A benim saf oğlum; sen bu kadının 10 senedir başkaları tarafından kullanılmış olduğunu, o gece nasıl anlayamadın? Madem bu kadın Azeri, kimliğini alıp da, Büyükelçilikler tarafından soruşturulmasını nasıl düşünmezsin? Beraber olduğunuz bir evde, senden sürekli para istiyorsa, bu parayı başkalarına aktardığını nasıl akıl edemezsin!?

Biz niye böyleyiz? Bakınız, yeni yasalar çıkarmak için didinip duruyoruz!.. Sebep ne?

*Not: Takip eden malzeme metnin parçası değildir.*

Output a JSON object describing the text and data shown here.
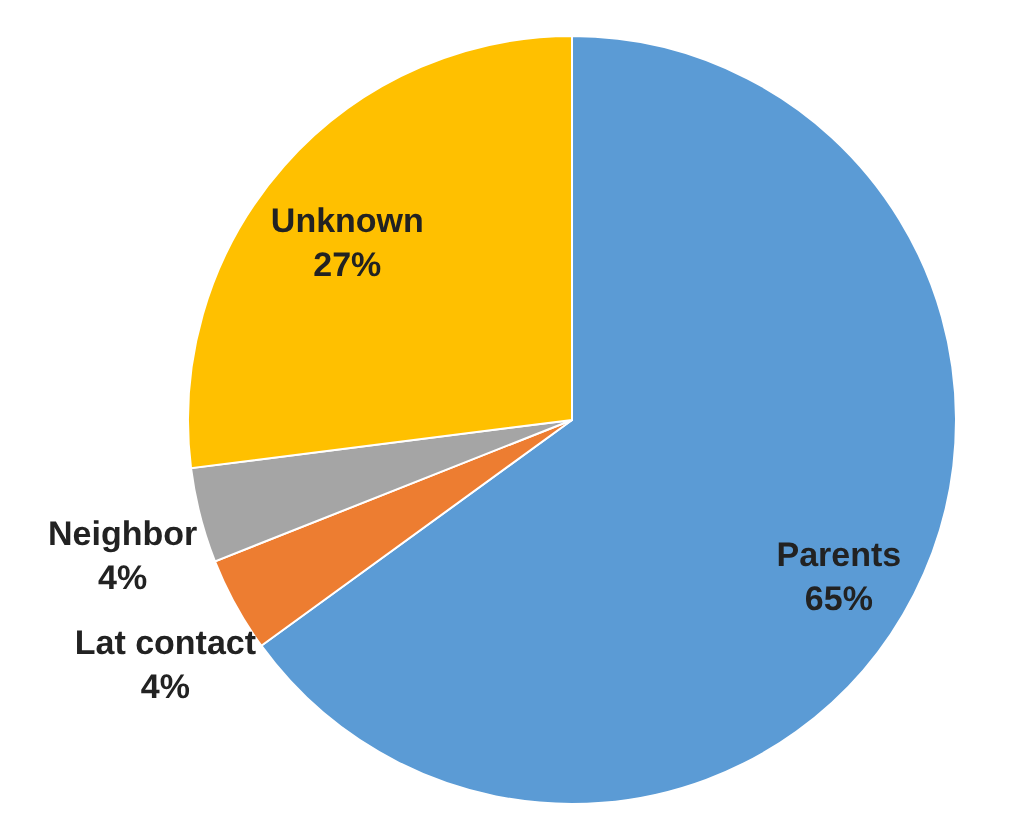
{
  "chart_data": {
    "type": "pie",
    "categories": [
      "Parents",
      "Lat contact",
      "Neighbor",
      "Unknown"
    ],
    "values": [
      65,
      4,
      4,
      27
    ],
    "colors": [
      "#5b9bd5",
      "#ed7d31",
      "#a5a5a5",
      "#ffc000"
    ],
    "value_labels": [
      "65%",
      "4%",
      "4%",
      "27%"
    ],
    "data_labels": true
  }
}
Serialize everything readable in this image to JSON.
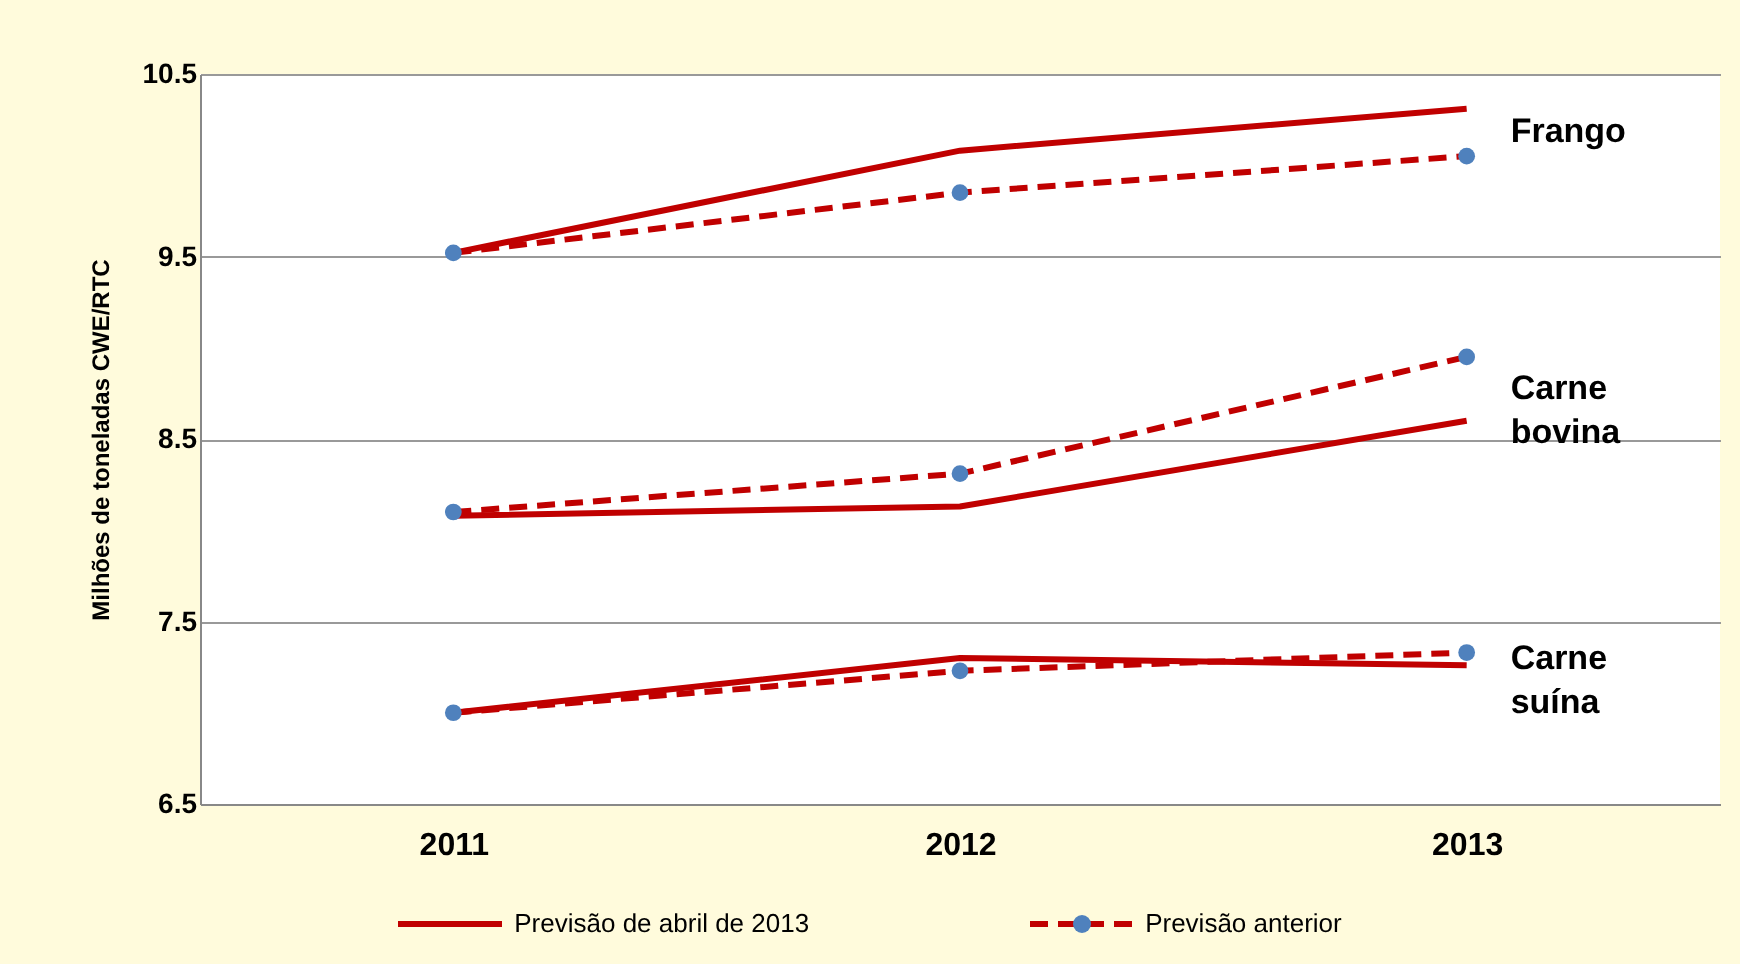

Efendim hastanelerde doktorlara ve hemşirelere karşı artan şiddet olaylarını önlemek için!.. İyi de kardeşim, “bu saldırılar niye arttı, bunların sebepleri ne?” Bu konu hiç araştırıldı mı? Ne gezer efendim, her konuda olduğu gibi, bunların sebepleri üzerinde hiç kafa yormuyoruz da; hep sonuçları üzerinde duruyoruz!..

Biz vatandaşlar olarak, Meclis’te sağlık hizmeti alan şanslı 600 Milletvekilinden biri değiliz!.. Telefonla veya internetten sıra alıyoruz, hastanelere gidiyoruz… Her hastanede sırası olan da, olmayan da salonları tıka-basa doldurmuşlar, doktoru bekliyorlar… Bazıları geç geliyorlar, orada uzun kuyruklar varken, birkaç hemşire, hastane görevlisi, yanlarında getirdikleri torpilli hastalara öncelik sağlıyor, doktorlar da buna ‘Hayır!’ demiyorlar… Havasız koridorlarda sıra bekleyen hastaların psikolojileri bozuluyor, önüne gelene saldırıyorlar!.. Haberleri izleyen ve saldırıya uğrayan hastane personeli de, zanlıların “Adli Kontrol Şartıyla” salıverildiklerini görünce, onların da psikolojileri bozuluyor!.. Ama bu işler, bu sıkıntılar, aslında yetersiz hastane ve personel eksikliğinden kaynaklanıyor, niye bunu dile getirmiyorlar!?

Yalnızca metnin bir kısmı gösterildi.